Ces travaux qui sont à mettre à l’actif de la directrice du CEDIC, en la personne du Professeur agrégée des facultés de Droit, Mme Brusil Miranda Metou, ont été ouverts par le représentant du Recteur de l’Université de Yaoundé II, le Pr Mol Nang, qui est du reste vice –recteur chargé des relations avec le monde des Entreprises. C’était pour ainsi dire la personne indiquée pour lancer les réflexions sur un enseignement du droit moins « théorique » qui a toujours marqué  les enseignements magistraux dans les facultés de droit à travers les universités du pays.

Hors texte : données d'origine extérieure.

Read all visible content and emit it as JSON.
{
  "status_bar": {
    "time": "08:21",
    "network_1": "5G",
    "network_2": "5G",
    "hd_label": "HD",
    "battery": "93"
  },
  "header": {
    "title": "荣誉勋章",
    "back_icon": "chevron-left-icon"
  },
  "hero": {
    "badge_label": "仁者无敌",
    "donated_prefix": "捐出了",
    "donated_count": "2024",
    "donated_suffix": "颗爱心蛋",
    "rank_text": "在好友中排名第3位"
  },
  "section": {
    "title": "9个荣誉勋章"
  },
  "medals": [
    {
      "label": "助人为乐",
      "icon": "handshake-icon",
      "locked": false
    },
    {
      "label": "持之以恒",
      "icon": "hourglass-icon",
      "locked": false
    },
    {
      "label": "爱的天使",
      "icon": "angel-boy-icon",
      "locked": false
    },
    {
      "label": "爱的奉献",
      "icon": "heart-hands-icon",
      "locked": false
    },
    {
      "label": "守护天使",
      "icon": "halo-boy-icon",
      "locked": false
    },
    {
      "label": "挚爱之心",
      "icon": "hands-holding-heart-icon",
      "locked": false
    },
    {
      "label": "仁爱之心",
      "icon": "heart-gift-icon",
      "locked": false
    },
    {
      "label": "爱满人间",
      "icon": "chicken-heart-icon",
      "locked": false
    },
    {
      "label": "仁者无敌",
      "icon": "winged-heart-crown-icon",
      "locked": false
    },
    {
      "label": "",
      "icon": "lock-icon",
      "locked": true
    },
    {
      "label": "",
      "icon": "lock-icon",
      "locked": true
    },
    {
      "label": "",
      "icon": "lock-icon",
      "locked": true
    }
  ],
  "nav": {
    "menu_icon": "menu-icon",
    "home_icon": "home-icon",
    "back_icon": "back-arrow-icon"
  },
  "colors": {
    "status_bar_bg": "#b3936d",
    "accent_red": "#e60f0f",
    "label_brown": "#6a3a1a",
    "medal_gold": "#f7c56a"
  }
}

La réflexion était centrée sur la quête d’un « enseignement pratique, visant vers la professionnalisation ».  Pour marcher vers une conception nouvelle de la professionnalisation de l’enseignement du Droit et doter les étudiants de formation généraliste de capacités techniques qui peuvent leur permettre de s’insérer moins difficilement  dans le monde  du travail, il n’a pas fallu moins qu’une forte mobilisation de l’intelligentsia des juristes de la faculté de droit de l’université de Yaoundé II.  Aussi, en dépit de quelques absences, à l’instar de celle du doyen de la Faculté hôte à savoir le Pr Magloir Ondoa représenté par le Pr Chimi Mebu, l’auditoire de ce colloque scientifique a pu se délecter d’interventions de professeurs tels que Paul Gérard Pougoué, Adolphe Minkoa Shé, Thérèse Atangana Malongué, Robert Nemedeu ou encore Mevoungou Nsana.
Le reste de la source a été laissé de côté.